By Raheela Chaudhry
BENAZIRABAD DISTRICT, Pakistan – 29 December 2011 – In the Quaid-e-Awam relief camp, 11-year-old Tariq Ali’s eyes are rimmed with shadows.
When monsoon flooding struck Sindh Province earlier this year, Tariq was one of the 2.4 million children affected. Now, as families begin to return to their devastated homes, Tariq faces even greater challenges than most.
Tariq is disabled; he was struck by polio when only an infant. The illness left him paralysed in an environment where accommodations for disabled children are virtually non-existent. Then, a few years ago, his mother died. And when the monsoon rains hit his house in September, the roof collapsed, killing his father.
A cousin who saved Tariq is now his only support.
Putting children first
Children with disabilities are only some of the vulnerable children for whom protection is essential in the wake of a disaster. Children without adult guardians and those separated from their families also require special support.
Here in Quaid-e-Awam Relief Camp, UNICEF and its implementing partner, the Potohar Organisation for Development Advocacy, are committed to finding and assisting children who require special protective services.
UNICEF and its partners are also setting up child protection committees in areas affected by the flooding. These committees consist of local residents who are trained to identify and monitor vulnerable children and provide them with vital support.
To date, 124 committees, with a total of 2,600 members, have been formed to help ensure that, even after the flood response ends, children like Tariq do not slip through the cracks.
“The fact is children are last in line, behind grown-ups, when it comes to accessing essential services, both in the aftermath of disaster, and afterwards,” says UNICEF Child Protection Officer Nabia Farrah. “It is vital for adults to be sensitized to the special needs of vulnerable children and to take responsibility for child protection in their own neighbourhoods.”
Working hard to recover
Asif is only 14 years old, but he is already responsible for the well-being of his family. He and his sisters, 8-year-old Saima and 6-year-old and Seema, lost their father to illness earlier this year. Only weeks later, the floods came.
Asif’s mother got them out of the house just before it collapsed. But after they moved into a relief camp, she fell ill.
“She lost weight,” Asif recalls. “There was no doctor there and she died.”
Asif is now the head of their household. “We don’t have any more tears left,” he says.

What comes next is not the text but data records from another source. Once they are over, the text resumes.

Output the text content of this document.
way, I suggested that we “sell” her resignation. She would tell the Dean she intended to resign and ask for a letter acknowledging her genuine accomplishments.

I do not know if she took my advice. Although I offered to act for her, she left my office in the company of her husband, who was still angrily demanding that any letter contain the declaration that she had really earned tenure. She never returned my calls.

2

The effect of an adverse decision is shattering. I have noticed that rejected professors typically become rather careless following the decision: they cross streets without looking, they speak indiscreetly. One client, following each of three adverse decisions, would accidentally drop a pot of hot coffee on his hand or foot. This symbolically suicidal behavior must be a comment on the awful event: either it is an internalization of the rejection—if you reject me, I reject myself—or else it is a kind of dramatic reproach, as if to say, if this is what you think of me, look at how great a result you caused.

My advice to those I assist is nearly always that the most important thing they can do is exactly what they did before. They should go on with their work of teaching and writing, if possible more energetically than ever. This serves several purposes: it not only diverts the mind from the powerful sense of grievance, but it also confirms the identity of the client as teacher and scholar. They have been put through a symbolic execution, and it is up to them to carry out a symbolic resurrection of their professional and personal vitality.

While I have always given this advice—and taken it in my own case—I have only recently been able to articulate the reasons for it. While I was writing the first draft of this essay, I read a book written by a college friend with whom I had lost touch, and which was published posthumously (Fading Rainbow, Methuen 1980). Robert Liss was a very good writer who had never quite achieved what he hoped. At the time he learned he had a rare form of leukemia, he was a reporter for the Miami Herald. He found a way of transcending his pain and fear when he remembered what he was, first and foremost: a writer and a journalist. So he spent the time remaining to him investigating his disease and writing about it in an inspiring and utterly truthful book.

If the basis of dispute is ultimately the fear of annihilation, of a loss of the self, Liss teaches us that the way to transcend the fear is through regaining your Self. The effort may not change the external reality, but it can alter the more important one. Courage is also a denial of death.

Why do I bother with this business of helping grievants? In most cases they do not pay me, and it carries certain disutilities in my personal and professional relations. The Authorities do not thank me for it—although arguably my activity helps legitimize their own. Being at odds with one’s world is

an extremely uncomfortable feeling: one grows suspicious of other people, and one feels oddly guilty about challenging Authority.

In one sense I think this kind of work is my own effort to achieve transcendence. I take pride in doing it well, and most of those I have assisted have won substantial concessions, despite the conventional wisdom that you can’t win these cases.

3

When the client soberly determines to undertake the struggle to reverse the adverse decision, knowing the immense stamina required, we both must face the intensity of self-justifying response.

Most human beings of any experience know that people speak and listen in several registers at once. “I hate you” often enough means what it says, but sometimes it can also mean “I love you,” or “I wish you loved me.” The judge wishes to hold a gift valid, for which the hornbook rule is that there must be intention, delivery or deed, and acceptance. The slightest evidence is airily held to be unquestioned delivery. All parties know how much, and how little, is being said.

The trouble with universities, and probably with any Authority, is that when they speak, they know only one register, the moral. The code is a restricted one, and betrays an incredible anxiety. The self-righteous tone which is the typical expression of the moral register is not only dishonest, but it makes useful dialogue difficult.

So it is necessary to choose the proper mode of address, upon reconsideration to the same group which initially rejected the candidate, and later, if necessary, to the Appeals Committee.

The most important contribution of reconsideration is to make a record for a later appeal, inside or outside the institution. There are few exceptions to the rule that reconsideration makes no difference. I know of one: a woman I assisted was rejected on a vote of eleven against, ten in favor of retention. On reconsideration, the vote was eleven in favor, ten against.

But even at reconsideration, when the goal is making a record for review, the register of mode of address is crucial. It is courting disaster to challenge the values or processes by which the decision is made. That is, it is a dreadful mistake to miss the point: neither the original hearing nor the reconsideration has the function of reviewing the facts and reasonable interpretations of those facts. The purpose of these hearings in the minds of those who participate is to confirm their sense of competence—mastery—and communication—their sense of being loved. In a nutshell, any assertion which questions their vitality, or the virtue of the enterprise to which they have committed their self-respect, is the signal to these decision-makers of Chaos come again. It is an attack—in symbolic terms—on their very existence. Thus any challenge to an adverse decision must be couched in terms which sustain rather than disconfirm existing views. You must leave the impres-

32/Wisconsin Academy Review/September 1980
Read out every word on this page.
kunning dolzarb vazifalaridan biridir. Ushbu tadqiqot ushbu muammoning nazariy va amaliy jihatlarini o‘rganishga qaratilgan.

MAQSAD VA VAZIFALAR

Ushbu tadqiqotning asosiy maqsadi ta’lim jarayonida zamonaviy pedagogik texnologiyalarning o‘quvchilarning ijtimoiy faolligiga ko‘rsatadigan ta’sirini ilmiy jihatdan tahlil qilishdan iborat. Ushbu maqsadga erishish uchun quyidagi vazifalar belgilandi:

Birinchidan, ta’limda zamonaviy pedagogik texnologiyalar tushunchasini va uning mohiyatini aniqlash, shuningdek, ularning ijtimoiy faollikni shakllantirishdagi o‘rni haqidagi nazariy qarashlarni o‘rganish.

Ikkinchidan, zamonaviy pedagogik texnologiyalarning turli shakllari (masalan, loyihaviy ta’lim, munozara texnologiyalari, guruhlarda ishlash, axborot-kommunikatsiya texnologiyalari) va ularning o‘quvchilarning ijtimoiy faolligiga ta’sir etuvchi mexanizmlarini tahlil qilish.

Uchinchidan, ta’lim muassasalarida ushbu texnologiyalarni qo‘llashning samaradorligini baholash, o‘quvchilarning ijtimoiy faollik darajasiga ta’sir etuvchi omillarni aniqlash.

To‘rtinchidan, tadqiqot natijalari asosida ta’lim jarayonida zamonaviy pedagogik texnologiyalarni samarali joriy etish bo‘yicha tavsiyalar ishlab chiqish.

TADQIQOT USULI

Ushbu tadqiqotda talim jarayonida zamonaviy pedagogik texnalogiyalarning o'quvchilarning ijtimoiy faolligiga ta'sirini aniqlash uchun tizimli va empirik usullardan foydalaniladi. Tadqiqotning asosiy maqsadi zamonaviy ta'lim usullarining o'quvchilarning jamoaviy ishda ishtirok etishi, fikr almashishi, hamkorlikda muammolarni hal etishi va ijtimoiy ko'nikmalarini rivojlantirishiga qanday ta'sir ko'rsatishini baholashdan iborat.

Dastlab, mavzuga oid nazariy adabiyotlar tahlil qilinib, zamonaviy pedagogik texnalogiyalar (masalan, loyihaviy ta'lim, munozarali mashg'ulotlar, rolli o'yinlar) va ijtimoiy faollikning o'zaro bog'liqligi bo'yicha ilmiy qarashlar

Still, Asif is working hard to ensure his family will recover. He has made sure his sisters attend a UNICEF-supported temporary learning centre (TLC) where they are learning to read and write and to protect themselves from illness. There, Seema and Saima also receive psychosocial care, and have the opportunity to play with other children. They are carefully supervised by staff trained to identify and monitor vulnerable children and connect them to health, education and psychosocial support services.
Education is the key to the future
This year’s floods have left 733,000 children out of school, and damaged over 9,300 schools – 60 per cent of the total number in the area. Returning children to school quickly is essential so this interruption to their education does not become permanent.
Monsoon floods in 2010 preceded this year’s disaster. The successive emergencies have wiped out livelihoods for millions of people, putting affected children at risk of exploitation through child labour, trafficking and sexual abuse. The danger of exploitation is even greater for vulnerable children like Tariq, Asif and his sisters.
TLCs are a key part of UNICEF’s efforts to protect these children, and to equip them with the education needed to keep themselves healthy and safe. At present, some 96,700 children, almost half of them girls, are enrolled in over 2,000 UNICEF-supported TLCs in 10 flood-affected districts.
The disruption caused by the floods also offers an opportunity to educate children who have never before been to school. Of those children attending UNICEF-supported TLCs, 40 per cent had not attended school before.
Now, as the waters recede, 19 per cent of the TLCs have been placed in areas of return to ensure education remains available while schools are closed. UNICEF is also distributing emergency education and recreation kits and School-in-a-Box kits, which contain all the materials needed to provide education. Over 2,600 teachers have been trained to use these supplies and to provide psychosocial support and hygiene education.
Nevertheless, many children have not yet been reached with these essential services. UNICEF urgently requires US$ 50.3 million to fund education, health, sanitation, nutrition and protection initiatives for flood-affected children through the critical six months following the disaster. To date, only 39 per cent of this amount has been received, leaving countless vulnerable children without access to education and at risk of exploitation and abuse.